The families’ experiences vary: Some have concerns about later-than-expected drop-off times in the afternoon or crowded parking lots at centralized stops, while others are worried that the new express stops are too far away.
“On so many levels, it’s been incredibly frustrating,” said Rachel March, the mother of an Underwood student.
The express routes have only a few central stops, as opposed to neighborhood routes with far more. Families travel to the stops from a wider area than they would to the stops on a typical neighborhood bus route.
The routes are important to magnet enrollment because the school district doesn’t want to make the commute so difficult that suburban families don’t want to travel to downtown schools. Wake County school officials must balance convenience with containing costs.
School officials announced in August that there would be 4,000 fewer bus stops and 116 fewer runs during the 2014-15 school year compared with last year, including on express routes.
“The idea is to make fewer stops so the child can get downtown more quickly,” said Bill Poston, a school system spokesman.
At Underwood, which is near Five Points, the express route runs northwest, as it did last year, to Brier Creek Country Club.
This year, though, the express route dropped from five to three stops: at Martin Middle School, Hilburn Drive Academy and Brier Creek.
Under the new route, March drives her son to Hilburn, rather than waiting at a stop closer to their home near Umstead Park. Though the bus now has fewer stops, her son is arriving home later than he did last year.

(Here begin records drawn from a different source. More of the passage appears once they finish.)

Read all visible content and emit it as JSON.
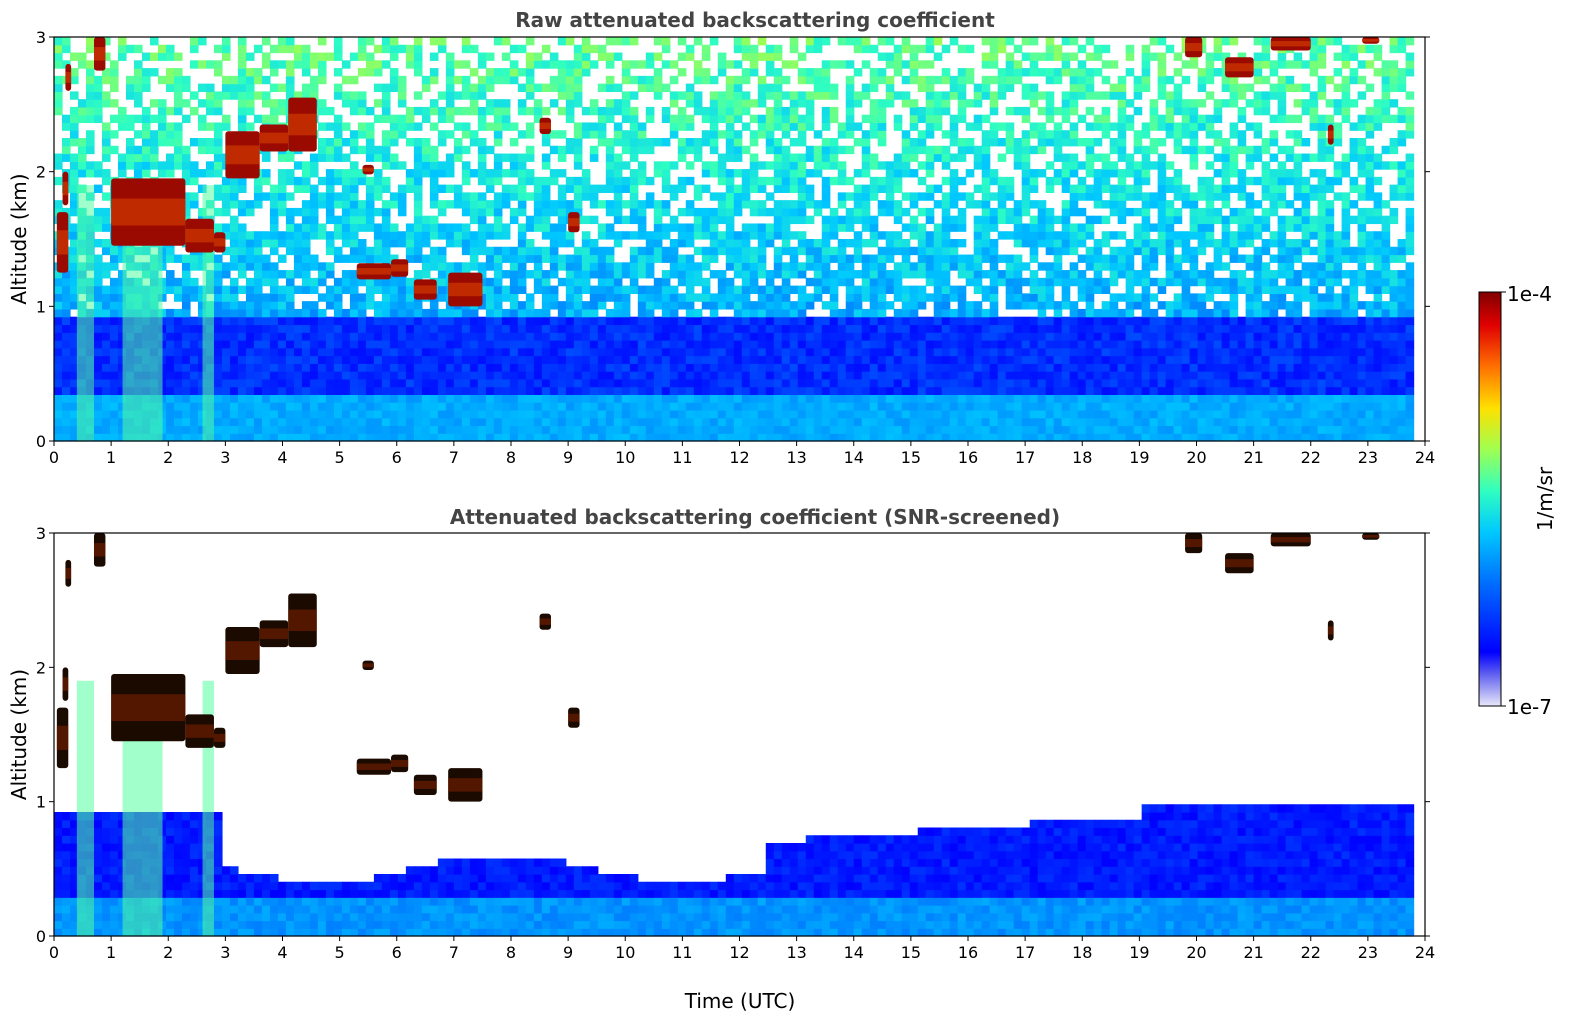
{
  "chart_data": [
    {
      "type": "heatmap",
      "title": "Raw attenuated backscattering coefficient",
      "xlabel": "",
      "ylabel": "Altitude (km)",
      "xlim": [
        0,
        24
      ],
      "ylim": [
        0,
        3
      ],
      "x_ticks": [
        "0",
        "1",
        "2",
        "3",
        "4",
        "5",
        "6",
        "7",
        "8",
        "9",
        "10",
        "11",
        "12",
        "13",
        "14",
        "15",
        "16",
        "17",
        "18",
        "19",
        "20",
        "21",
        "22",
        "23",
        "24"
      ],
      "y_ticks": [
        "0",
        "1",
        "2",
        "3"
      ],
      "colormap": "jet",
      "screened": false
    },
    {
      "type": "heatmap",
      "title": "Attenuated backscattering coefficient (SNR-screened)",
      "xlabel": "Time (UTC)",
      "ylabel": "Altitude (km)",
      "xlim": [
        0,
        24
      ],
      "ylim": [
        0,
        3
      ],
      "x_ticks": [
        "0",
        "1",
        "2",
        "3",
        "4",
        "5",
        "6",
        "7",
        "8",
        "9",
        "10",
        "11",
        "12",
        "13",
        "14",
        "15",
        "16",
        "17",
        "18",
        "19",
        "20",
        "21",
        "22",
        "23",
        "24"
      ],
      "y_ticks": [
        "0",
        "1",
        "2",
        "3"
      ],
      "colormap": "jet",
      "screened": true
    }
  ],
  "colorbar": {
    "label": "1/m/sr",
    "min_label": "1e-7",
    "max_label": "1e-4",
    "scale": "log",
    "min": 1e-07,
    "max": 0.0001
  }
}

Pick-up and drop-off also is complicated when they overlap with Hilburn’s morning carpool line or afternoon events. On a day when the bus wouldn’t have been able to enter the parking lot because of an event, parents ran to the road and flagged down the bus to pick their children up there, March said.
“It’s not a safety thing like you’re trying to cross a three-lane highway, but it’s uncomfortable,” she said. March said she knows attending a magnet school comes with some sacrifices, such as giving up neighborhod bus service, but she thinks this route could be better designed.
Erica Kosal, the mother of two children at Underwood, lives near the intersection of Duraleigh Road and Edwards Mill Road. Last year, the neighborhood had a stop along the route for about a dozen Underwood students.
This year, about 15 students from the neighborhood are instead assigned to the express stop at Martin Middle School.
Kosal said if parents are going to drive to Martin, some would rather make the trip all the way to Underwood.
“It’s not very convenient, and it just seems silly,” Kosal said.
Poston said the transportation department has heard the concerns from families in Kosal’s neighborhood. Officials are looking into whether a more convenient central location exists.
Across the county, though, the new routes appear to be working well, he said.
“We are seeing on the whole that we’re having better on-time delivery of students to schools,” he said.